[Python-bugs-list] [ python-Bugs-594893 ] printing email object deletes whitespace

Tue, 10 Sep 2002 13:52:21 -0700

Bugs item #594893, was opened at 2002-08-14 00:59
You can respond by visiting: 
https://sourceforge.net/tracker/?func=detail&atid=105470&aid=594893&group_id=5470

Category: Python Library
Group: Python 2.3
Status: Open
Resolution: None
Priority: 5
Submitted By: Skip Montanaro (montanaro)
Assigned to: Barry A. Warsaw (bwarsaw)
Summary: printing email object deletes whitespace

Initial Comment:
I certain situations when printing email Message objects (I think), 
whitespace in headers disappears.  The attached zip file 
demonstrates this problem.  In email.orig, there is a line break 
followed by a TAB in the X-Vm-v5-Data header at the end of the 
first continuation line.  In email.new, which was generated by 
printing an email.Message object, the line break and TAB are gone, 
but no SPACE was inserted in their place.

This example is from a larger program which reads in a Unix 
mailbox like so:

    msgdict = {}
    i = 0
    for msg in mailbox.PortableUnixMailbox(f,
                                 email.Parser.Parser().parse):
        subj = msg["subject"]
        item = msgdict.get(subj) or []
        item.append((i, msg))
        msgdict[subj] = item
        i += 1

runs through msgdict and deletes a bunch of messages matching 
various criteria, then prints out those which remain retaining the 
relative order they had in the original mailbox:

    msglist = []
    for val in msgdict.values():
        msglist.extend(val)
    msglist.sort()
    for i,msg in msglist:
        print msg

email.orig was plucked from the input mailbox and email.new from 
the output mailbox.

----------------------------------------------------------------------

>Comment By: Barry A. Warsaw (bwarsaw)
Date: 2002-09-10 16:52

Message:
Logged In: YES 
user_id=12800

> Will that also solve the problem of space getting deleted?

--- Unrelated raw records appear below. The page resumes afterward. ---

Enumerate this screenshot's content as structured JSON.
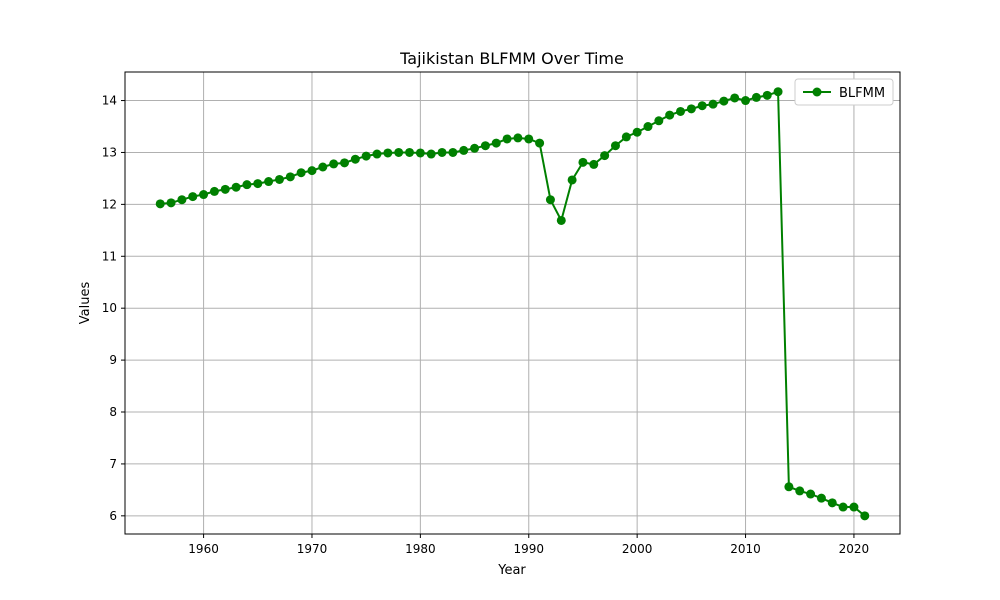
{
  "chart_data": {
    "type": "line",
    "title": "Tajikistan BLFMM Over Time",
    "xlabel": "Year",
    "ylabel": "Values",
    "xlim": [
      1952.75,
      2024.25
    ],
    "ylim": [
      5.65,
      14.55
    ],
    "xticks": [
      1960,
      1970,
      1980,
      1990,
      2000,
      2010,
      2020
    ],
    "yticks": [
      6,
      7,
      8,
      9,
      10,
      11,
      12,
      13,
      14
    ],
    "grid": true,
    "legend_position": "top-right",
    "series": [
      {
        "name": "BLFMM",
        "color": "#008000",
        "marker": "circle",
        "x": [
          1956,
          1957,
          1958,
          1959,
          1960,
          1961,
          1962,
          1963,
          1964,
          1965,
          1966,
          1967,
          1968,
          1969,
          1970,
          1971,
          1972,
          1973,
          1974,
          1975,
          1976,
          1977,
          1978,
          1979,
          1980,
          1981,
          1982,
          1983,
          1984,
          1985,
          1986,
          1987,
          1988,
          1989,
          1990,
          1991,
          1992,
          1993,
          1994,
          1995,
          1996,
          1997,
          1998,
          1999,
          2000,
          2001,
          2002,
          2003,
          2004,
          2005,
          2006,
          2007,
          2008,
          2009,
          2010,
          2011,
          2012,
          2013,
          2014,
          2015,
          2016,
          2017,
          2018,
          2019,
          2020,
          2021
        ],
        "values": [
          12.01,
          12.03,
          12.09,
          12.15,
          12.19,
          12.25,
          12.29,
          12.33,
          12.38,
          12.4,
          12.44,
          12.48,
          12.53,
          12.61,
          12.65,
          12.72,
          12.78,
          12.8,
          12.87,
          12.93,
          12.97,
          12.99,
          13.0,
          13.0,
          12.99,
          12.97,
          13.0,
          13.0,
          13.04,
          13.08,
          13.13,
          13.18,
          13.26,
          13.28,
          13.26,
          13.18,
          12.09,
          11.69,
          12.47,
          12.81,
          12.77,
          12.94,
          13.13,
          13.3,
          13.39,
          13.5,
          13.61,
          13.72,
          13.79,
          13.84,
          13.9,
          13.93,
          13.99,
          14.05,
          14.0,
          14.06,
          14.1,
          14.17,
          6.56,
          6.48,
          6.42,
          6.34,
          6.25,
          6.17,
          6.17,
          6.0
        ]
      }
    ]
  }
}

I'm not sure, give it a try! :)  If not, then I think we'll
add maxheaderlen=-1 to mean do no wrapping or filling of
header values (which *should* take care of the problem).

----------------------------------------------------------------------

Comment By: Skip Montanaro (montanaro)
Date: 2002-09-10 16:45

Message:
Logged In: YES 
user_id=44345

> Why treat just the X-* header specially?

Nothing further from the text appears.